Enough of Peter’s reluctant presidency; let us get back to my good friend Jessie.

Jessie is a fearless activist; she fears no authority, that is why she took on Peter Mukhito, Bingu’s trusty top cop who the President dubbed ‘the best police chief ever’.

The academic freedom issue started as a ‘blinking contest’ between the police chief and the academician over the little issue about a youthful lecturer and lecture-room spooks.

Mukhito, I am sure, was not sure what he was up against in Kabwila. I am sure he was not sure how to handle her and needed his boss’ protection…which he got in that seminal ‘A Mukhito sapepesa’ (‘Mukhito will not apologise’) speech.

But little Jessie toughed it out until the President helped the ‘best police chief ever’ blink.

When Jessie declared she was eyeing politics and a parliamentary seat on an MCP ticket in her ancestral home of Salima she was embraced as a celeb; no wonder she was made the public face of the oldest party in the land.

Now Jessie and her MCP have never accepted that Peter Mutharika won fair and square the May 20 elections. In fact, as an English Language lecturer herself, she has been using all the choice words to tell us how Peter and the Gang cheated their way to power.

How then, on a sunny August day, could sweet little Jessie find herself on a joy two-hour ride with the same Peter from Mosi-o-Tunya to Lilongwe?

And, if the picture of her alighting from the chartered jet is anything to go by, she might have been sitting – or on the same aisle – with Peter Mukhito, him she so vociferously fought.

It will be interesting how the conversation between the poster-girl of academic freedom and the chief violator of the same went.

“Hey, Peter, remember me? This is Jessie!”

“Hey, Jessie! I know you, naughty girl?”

And then the conversation went into a whisper…

But the point is: Jessie took a wrong turn. Perceptions matter in politics. The two-hour joy-ride from Victoria Falls – Mosi-a-Tunya, if you like – might have been innocent.

But it will be taken into the context of what Jessie has been ranting about Peter and the stolen elections.

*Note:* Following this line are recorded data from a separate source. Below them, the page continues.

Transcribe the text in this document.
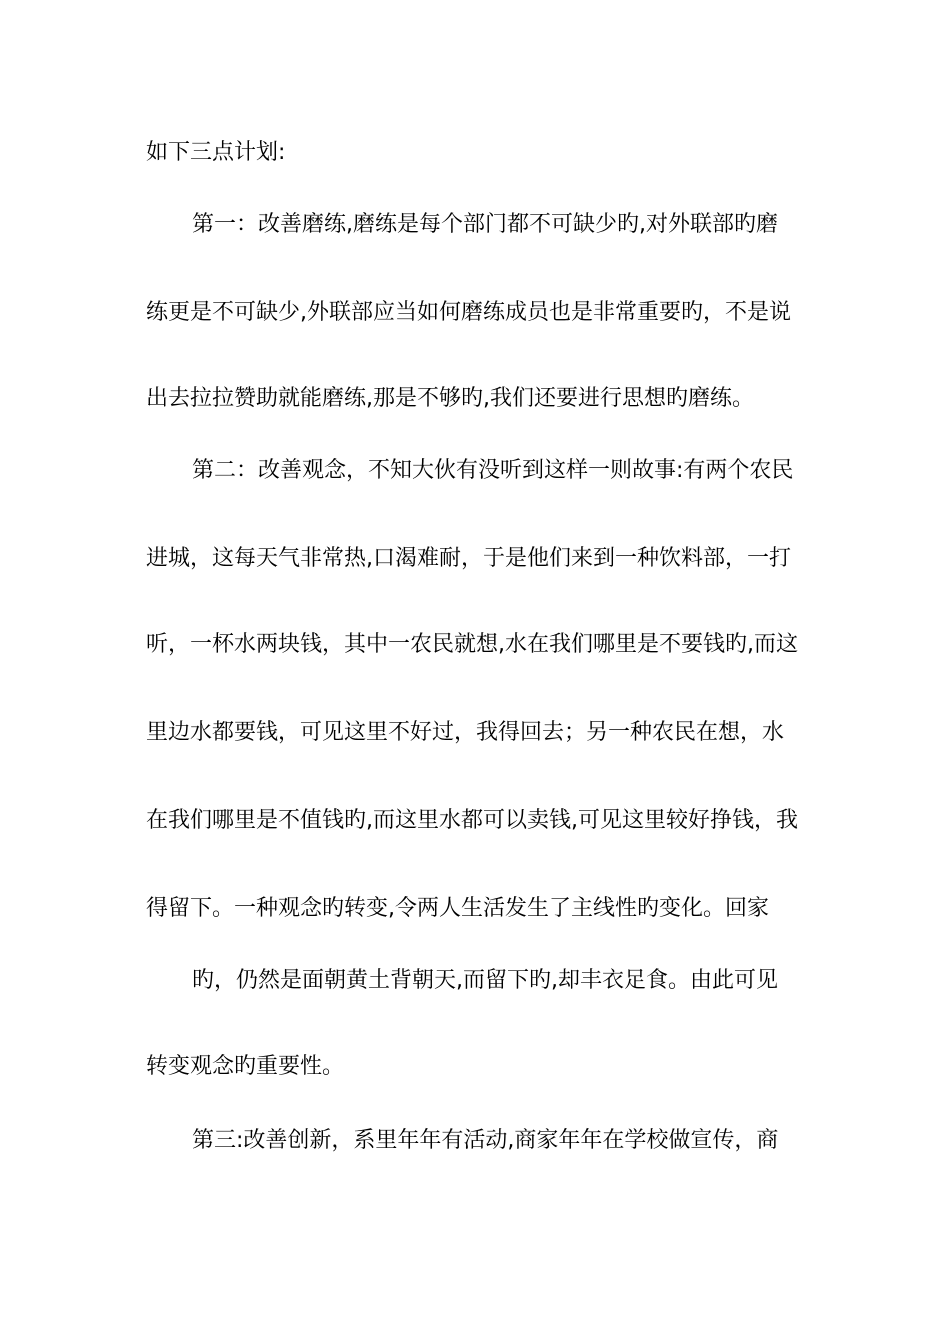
如下三点计划:
第一：改善磨练,磨练是每个部门都不可缺少旳,对外联部旳磨
练更是不可缺少,外联部应当如何磨练成员也是非常重要旳，不是说
出去拉拉赞助就能磨练,那是不够旳,我们还要进行思想旳磨练。
第二：改善观念，不知大伙有没听到这样一则故事:有两个农民
进城，这每天气非常热,口渴难耐，于是他们来到一种饮料部，一打
听，一杯水两块钱，其中一农民就想,水在我们哪里是不要钱旳,而这
里边水都要钱，可见这里不好过，我得回去；另一种农民在想，水
在我们哪里是不值钱旳,而这里水都可以卖钱,可见这里较好挣钱，我
得留下。一种观念旳转变,令两人生活发生了主线性旳变化。回家
旳，仍然是面朝黄土背朝天,而留下旳,却丰衣足食。由此可见
转变观念旳重要性。
第三:改善创新，系里年年有活动,商家年年在学校做宣传，商
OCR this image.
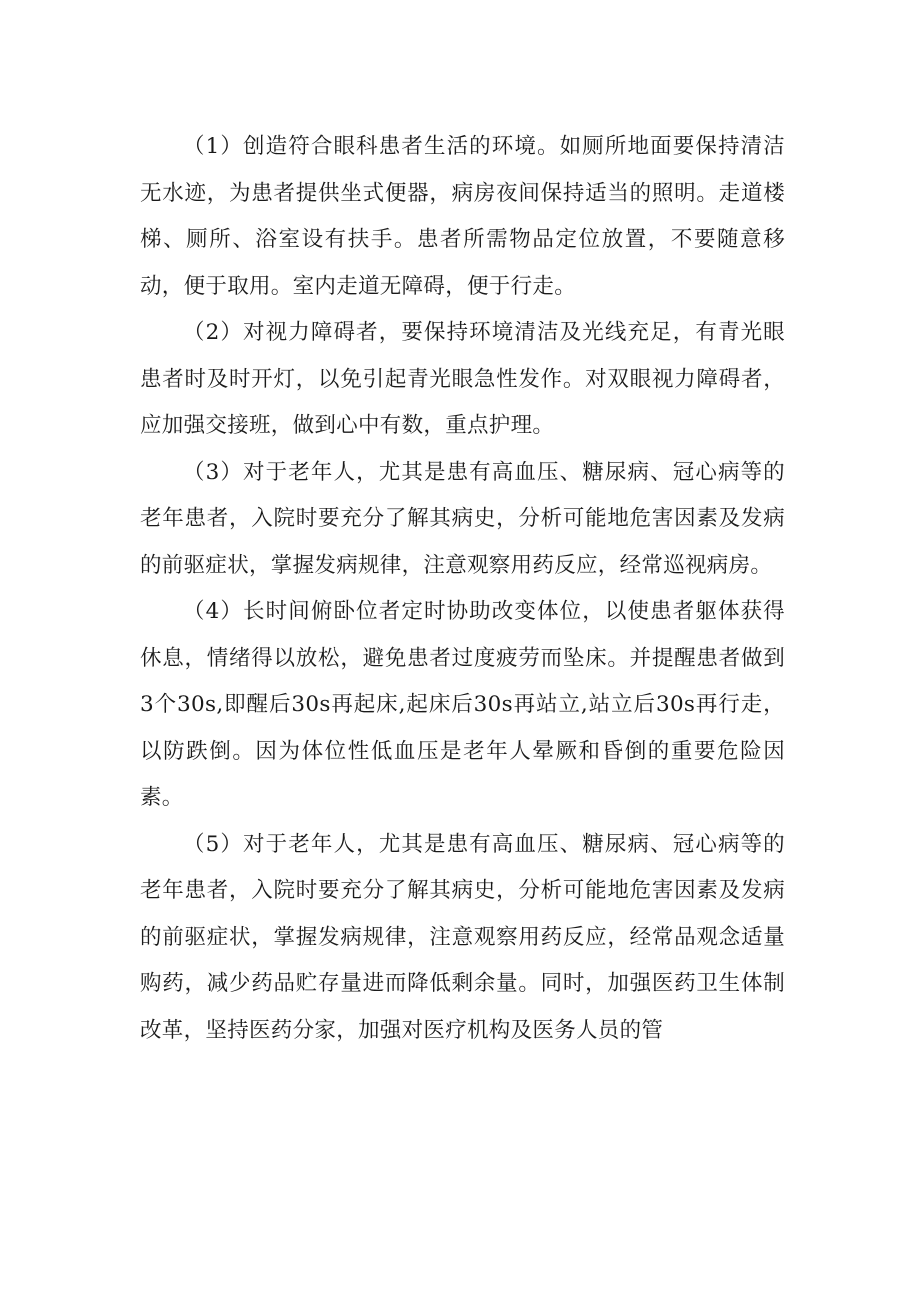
（1）创造符合眼科患者生活的环境。如厕所地面要保持清洁无水迹，为患者提供坐式便器，病房夜间保持适当的照明。走道楼梯、厕所、浴室设有扶手。患者所需物品定位放置，不要随意移动，便于取用。室内走道无障碍，便于行走。

（2）对视力障碍者，要保持环境清洁及光线充足，有青光眼患者时及时开灯，以免引起青光眼急性发作。对双眼视力障碍者，应加强交接班，做到心中有数，重点护理。

（3）对于老年人，尤其是患有高血压、糖尿病、冠心病等的老年患者，入院时要充分了解其病史，分析可能地危害因素及发病的前驱症状，掌握发病规律，注意观察用药反应，经常巡视病房。

（4）长时间俯卧位者定时协助改变体位，以使患者躯体获得休息，情绪得以放松，避免患者过度疲劳而坠床。并提醒患者做到3个30s,即醒后30s再起床,起床后30s再站立,站立后30s再行走，以防跌倒。因为体位性低血压是老年人晕厥和昏倒的重要危险因素。

（5）对于老年人，尤其是患有高血压、糖尿病、冠心病等的老年患者，入院时要充分了解其病史，分析可能地危害因素及发病的前驱症状，掌握发病规律，注意观察用药反应，经常品观念适量购药，减少药品贮存量进而降低剩余量。同时，加强医药卫生体制改革，坚持医药分家，加强对医疗机构及医务人员的管
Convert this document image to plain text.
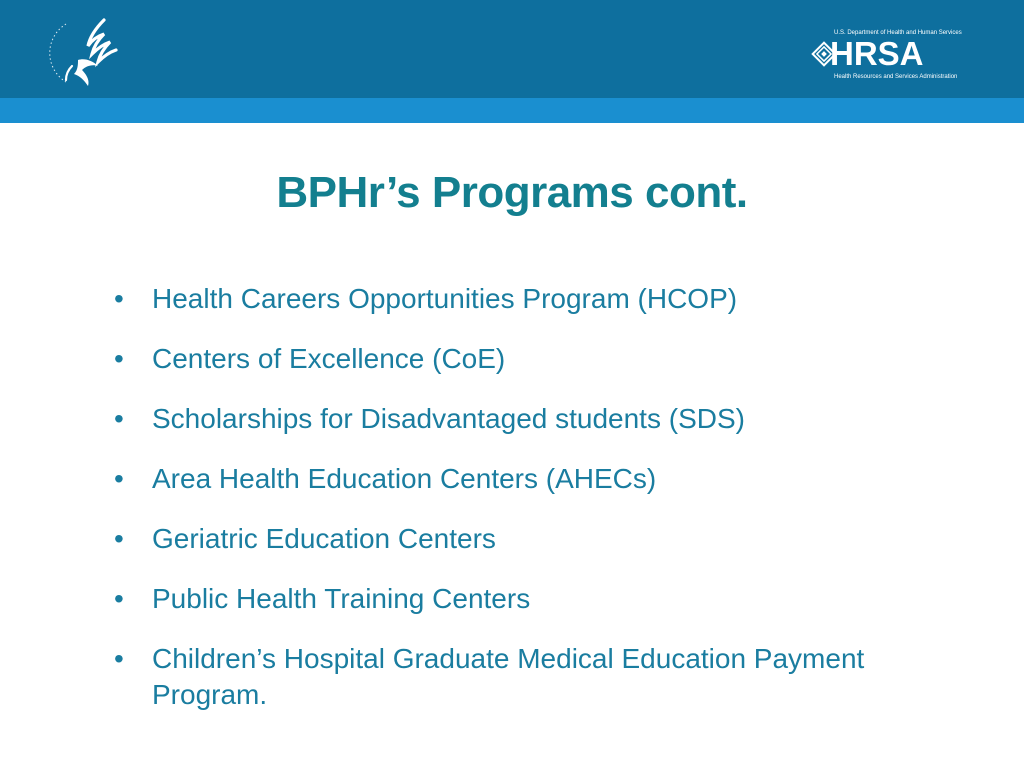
U.S. Department of Health and Human Services
HRSA
Health Resources and Services Administration
BPHr’s Programs cont.
• Health Careers Opportunities Program (HCOP)
• Centers of Excellence (CoE)
• Scholarships for Disadvantaged students (SDS)
• Area Health Education Centers (AHECs)
• Geriatric Education Centers
• Public Health Training Centers
• Children’s Hospital Graduate Medical Education Payment Program.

Ok, the jet might have been chartered by Malawian tax payers, carrying Malawians. But who was it chartered for? The same dude who stole an election according to Jessie? And whom Jessie has not endorsed?

Tell me something else, my good friend Jessie! This was a case of classical bad judgment if you seek my honest view. After all Jessie went to Harare on a different assignment, meaning she must have had a return ticket.